永海「悠から惚気話聞けるとは思わなかったなぁ。たくさんの人から恋人の愚痴は聞くけど、好きが溢れる惚気話を聞く方が私は好きなんだ。だからもっと教えて!」

悠「んー…、でも今のとこそのくらいかな。」

永海「付き合ってどのくらい?」

悠「今日で5日目かな。」

永海「え!?ホヤホヤなのに3つ?」

悠「だって、永海の方が好きだもん。」

永海「なんか彼氏さんに申し訳ないっ。」

永海は照れながらそう言うけど、悠は少し不服そうな顔をしているのが少し気にかかった。

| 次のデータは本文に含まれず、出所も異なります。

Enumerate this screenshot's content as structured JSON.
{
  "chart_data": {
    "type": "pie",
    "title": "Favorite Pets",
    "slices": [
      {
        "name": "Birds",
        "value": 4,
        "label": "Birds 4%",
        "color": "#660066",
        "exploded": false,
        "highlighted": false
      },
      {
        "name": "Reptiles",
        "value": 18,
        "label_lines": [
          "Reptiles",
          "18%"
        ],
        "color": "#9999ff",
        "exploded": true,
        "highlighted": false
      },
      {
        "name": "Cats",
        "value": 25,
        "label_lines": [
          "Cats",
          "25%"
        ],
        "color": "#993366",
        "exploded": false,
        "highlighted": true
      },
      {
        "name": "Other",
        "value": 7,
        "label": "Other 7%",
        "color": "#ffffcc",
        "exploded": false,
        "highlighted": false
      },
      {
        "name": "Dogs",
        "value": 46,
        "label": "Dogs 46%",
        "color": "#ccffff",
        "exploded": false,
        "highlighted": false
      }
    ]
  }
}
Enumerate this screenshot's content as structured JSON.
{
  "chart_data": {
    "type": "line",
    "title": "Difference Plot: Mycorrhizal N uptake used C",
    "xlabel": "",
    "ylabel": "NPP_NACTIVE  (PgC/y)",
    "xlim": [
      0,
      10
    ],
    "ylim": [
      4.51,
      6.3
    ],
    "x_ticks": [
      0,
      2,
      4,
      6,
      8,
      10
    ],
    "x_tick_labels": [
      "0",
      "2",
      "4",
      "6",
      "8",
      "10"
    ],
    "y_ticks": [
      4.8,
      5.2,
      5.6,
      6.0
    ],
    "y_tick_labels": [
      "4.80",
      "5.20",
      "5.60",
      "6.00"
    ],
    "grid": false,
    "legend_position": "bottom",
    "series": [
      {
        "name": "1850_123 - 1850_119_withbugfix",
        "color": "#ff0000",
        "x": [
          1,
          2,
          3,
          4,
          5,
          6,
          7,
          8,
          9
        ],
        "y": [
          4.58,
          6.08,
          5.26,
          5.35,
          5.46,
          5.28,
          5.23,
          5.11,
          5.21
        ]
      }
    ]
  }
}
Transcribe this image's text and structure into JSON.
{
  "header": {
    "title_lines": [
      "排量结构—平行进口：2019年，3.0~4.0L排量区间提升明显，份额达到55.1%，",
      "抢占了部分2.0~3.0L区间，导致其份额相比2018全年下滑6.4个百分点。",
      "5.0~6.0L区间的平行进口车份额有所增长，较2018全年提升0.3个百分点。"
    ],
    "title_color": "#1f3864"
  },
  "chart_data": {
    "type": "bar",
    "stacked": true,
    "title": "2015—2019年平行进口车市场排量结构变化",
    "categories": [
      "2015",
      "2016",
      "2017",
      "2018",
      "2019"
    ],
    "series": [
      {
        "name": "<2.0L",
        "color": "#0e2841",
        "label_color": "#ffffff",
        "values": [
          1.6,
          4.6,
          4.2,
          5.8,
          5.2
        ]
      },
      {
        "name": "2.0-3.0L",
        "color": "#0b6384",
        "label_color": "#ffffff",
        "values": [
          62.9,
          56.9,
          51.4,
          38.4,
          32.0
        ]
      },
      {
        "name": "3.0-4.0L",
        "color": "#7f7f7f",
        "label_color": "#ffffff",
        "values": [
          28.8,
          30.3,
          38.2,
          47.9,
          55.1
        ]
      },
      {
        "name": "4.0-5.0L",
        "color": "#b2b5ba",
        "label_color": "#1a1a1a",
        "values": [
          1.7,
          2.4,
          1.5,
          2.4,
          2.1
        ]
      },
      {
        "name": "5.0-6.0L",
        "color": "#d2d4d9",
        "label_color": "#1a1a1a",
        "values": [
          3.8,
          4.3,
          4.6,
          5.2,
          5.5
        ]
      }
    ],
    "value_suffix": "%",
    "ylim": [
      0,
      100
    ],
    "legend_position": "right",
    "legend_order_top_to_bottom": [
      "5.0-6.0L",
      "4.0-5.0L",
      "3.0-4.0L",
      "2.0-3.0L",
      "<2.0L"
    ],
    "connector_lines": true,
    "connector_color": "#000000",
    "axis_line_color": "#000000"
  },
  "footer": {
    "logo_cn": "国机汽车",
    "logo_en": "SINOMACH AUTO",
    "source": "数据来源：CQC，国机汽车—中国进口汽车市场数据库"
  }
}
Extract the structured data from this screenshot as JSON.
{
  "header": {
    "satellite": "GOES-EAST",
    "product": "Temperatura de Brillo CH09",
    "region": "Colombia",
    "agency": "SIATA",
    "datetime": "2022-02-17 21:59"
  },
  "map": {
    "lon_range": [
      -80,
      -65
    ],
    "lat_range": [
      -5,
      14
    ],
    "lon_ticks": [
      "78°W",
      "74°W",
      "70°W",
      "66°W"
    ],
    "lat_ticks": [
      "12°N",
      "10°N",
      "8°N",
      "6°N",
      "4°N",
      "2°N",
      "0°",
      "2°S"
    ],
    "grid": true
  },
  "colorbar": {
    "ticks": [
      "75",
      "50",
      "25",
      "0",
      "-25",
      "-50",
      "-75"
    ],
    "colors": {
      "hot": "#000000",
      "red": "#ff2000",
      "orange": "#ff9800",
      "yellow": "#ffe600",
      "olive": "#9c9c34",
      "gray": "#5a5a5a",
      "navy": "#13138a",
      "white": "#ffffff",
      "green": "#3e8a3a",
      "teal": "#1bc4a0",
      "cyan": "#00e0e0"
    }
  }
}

けど、不確かなことに口出ししちゃだめだなと思い、恋話を耳に流していると悠が俺の顔を覗いてくることに気づき、顔を上げる。

悠「一くんは惚気話ある?」

永海「惚気と言うより武勇伝の方がありそう。」

一「俺、顔はいいから寄ってきやすいんだよな。」

俺は適当に会話を流しながら食べ進めていると、夏が愛海たちに呼ばれサーフィンをしに行ってしまった。

…ずっと、無言で食べ進めていたけど何考えてんたんだろうな。

俺は2人の違和感を聞けないまま、予定通り奏たちと散策しに向かった。